Thank you, Mr. Chair. To both you and members of the committee, I'd like to commend the work that the committee has done on CEPA so far. I think that work has been very comprehensive. I very much appreciate the efforts you've made to ensure that a broad range of perspectives is both heard and considered.
Along with my colleague, Dr. Kapil Khatter, I'd like to touch briefly on some of our key recommendations, gleaning from what some of the other organizations and individuals have said about them. We'll only touch on a few of these recommendations, with a more comprehensive list already having been submitted to the clerk and circulated.
As previously mentioned, in the last couple of days a letter from 721 Canadian scientists was tabled with this committee. That letter, which includes some of Canada's best-known scientific minds, endorses each of the recommendations that Dr. Khatter and I will be talking about.
In addition, I'd like to table with the committee another letter from a group of a dozen Canadian law professors who have examined this issue and supported these recommendations. They also recommend removing the barriers to citizen participation in CEPA. These barriers are so onerous that CEPA's citizen action provisions have never been used in the history of the act. We've provided this letter to the clerk, as well as a summary of each major recommendation, with a list of a very broad cross-section of organizations that support each one.

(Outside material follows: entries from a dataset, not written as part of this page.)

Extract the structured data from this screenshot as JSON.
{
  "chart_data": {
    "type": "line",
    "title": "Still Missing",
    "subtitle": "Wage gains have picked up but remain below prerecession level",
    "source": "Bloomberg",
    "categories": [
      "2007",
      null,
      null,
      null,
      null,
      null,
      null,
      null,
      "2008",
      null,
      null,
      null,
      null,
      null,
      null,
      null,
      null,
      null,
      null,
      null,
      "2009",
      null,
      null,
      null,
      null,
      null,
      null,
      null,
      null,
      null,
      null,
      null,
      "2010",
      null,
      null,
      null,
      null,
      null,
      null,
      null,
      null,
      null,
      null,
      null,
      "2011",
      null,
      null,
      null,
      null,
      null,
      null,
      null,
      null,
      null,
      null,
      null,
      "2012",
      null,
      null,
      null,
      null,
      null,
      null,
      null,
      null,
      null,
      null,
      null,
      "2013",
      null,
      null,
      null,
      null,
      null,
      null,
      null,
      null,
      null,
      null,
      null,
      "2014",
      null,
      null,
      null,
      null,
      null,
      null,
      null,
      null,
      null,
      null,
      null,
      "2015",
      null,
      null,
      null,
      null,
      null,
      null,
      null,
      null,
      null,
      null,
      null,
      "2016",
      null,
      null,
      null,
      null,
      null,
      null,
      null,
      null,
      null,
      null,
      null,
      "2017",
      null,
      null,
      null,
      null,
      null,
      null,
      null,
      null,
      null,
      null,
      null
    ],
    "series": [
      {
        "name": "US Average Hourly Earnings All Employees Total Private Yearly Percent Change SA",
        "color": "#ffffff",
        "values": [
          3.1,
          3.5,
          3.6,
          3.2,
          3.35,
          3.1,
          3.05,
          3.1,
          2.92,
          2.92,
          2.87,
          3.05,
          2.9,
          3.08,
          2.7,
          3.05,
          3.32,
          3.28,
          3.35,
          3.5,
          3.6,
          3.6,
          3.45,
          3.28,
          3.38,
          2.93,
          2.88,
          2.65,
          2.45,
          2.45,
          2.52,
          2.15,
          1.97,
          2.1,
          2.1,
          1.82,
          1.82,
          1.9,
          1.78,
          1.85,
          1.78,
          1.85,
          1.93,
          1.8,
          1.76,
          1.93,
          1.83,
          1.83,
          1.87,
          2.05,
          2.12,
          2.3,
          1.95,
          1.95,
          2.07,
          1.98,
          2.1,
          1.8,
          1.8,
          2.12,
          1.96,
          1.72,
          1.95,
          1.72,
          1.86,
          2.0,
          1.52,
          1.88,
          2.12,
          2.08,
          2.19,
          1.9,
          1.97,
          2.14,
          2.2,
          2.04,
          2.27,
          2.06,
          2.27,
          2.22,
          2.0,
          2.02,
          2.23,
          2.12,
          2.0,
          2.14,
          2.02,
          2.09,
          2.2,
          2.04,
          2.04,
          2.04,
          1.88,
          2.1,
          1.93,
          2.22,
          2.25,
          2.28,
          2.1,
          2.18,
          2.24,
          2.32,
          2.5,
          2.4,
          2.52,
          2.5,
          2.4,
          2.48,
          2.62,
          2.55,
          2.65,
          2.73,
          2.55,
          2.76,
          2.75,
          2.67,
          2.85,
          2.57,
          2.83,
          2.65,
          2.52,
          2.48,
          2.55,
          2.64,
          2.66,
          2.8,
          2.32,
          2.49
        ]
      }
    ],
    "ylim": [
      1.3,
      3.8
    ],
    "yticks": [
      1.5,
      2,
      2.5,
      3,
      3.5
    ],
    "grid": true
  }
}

I'd like to talk about two of the recommendations, my colleague will talk about two more, and then I'd like to address briefly two other issues that have arisen.
The first recommendation I'd like to talk about has already been discussed briefly—that is, establishing significant areas for regions like the Great Lakes. CEPA explicitly recognizes the importance of an ecosystem-based approach, but there are no provisions requiring the government to address vulnerable ecosystems in Canada. The Great Lakes-St. Lawrence basin is where nearly half of the country's toxic air pollution is generated; 58% of the facilities that report to the national pollutant release inventory are located in the Great Lakes-St. Lawrence basin. We recommend that a new part of CEPA should be created to recognize significant areas that are environmentally important because they are large emitters of pollution or because they're particularly threatened by pollution. This part would then be used to recognize the need to address Great Lakes-St. Lawrence basin issues.
The second issue I'd like to address is the authority to regulate consumer products. CEPA has this authority, but the government has generally used the Hazardous Products Act instead. The HPA takes a product-based rather than a substance-based approach that is inadequate for addressing the sources and avenues of toxic chemicals in our environment. The poor track record on regulating lead in consumer products is an excellent example that was discussed yesterday.
CEPA should be the preferred authority to regulate toxic substances in consumer products, with a prohibition on the use of toxic substances in products and controlling their release where outright prohibition is impossible. Exceptions would be made where there are no reasonable alternatives or in cases where the substances would not be considered toxic when used in a consumer product. An obvious example would be carbon dioxide.
It's worth noting that the government's new chemicals management plan recognizes that consumer products are a major source of toxic substances that we should be dealing with in the regulatory system. It's time to ensure that our overarching pollution law is equipped to deal with this.
I should also mention that in addition to the scientists' letter and the law professors' letter, many organizations support this recommendation. These include consumer organizations, such as Option consommateurs, l'Union des consommateurs, the Consumers Council of Canada, services of the Alberta Council on Aging, and others; health organizations, such as the Canadian Cancer Society and the Ontario Public Health Association; as well as many other organizations that are in the document that we've just tabled.
I'd like to pass it on to my colleague, and I'll return to address two other issues.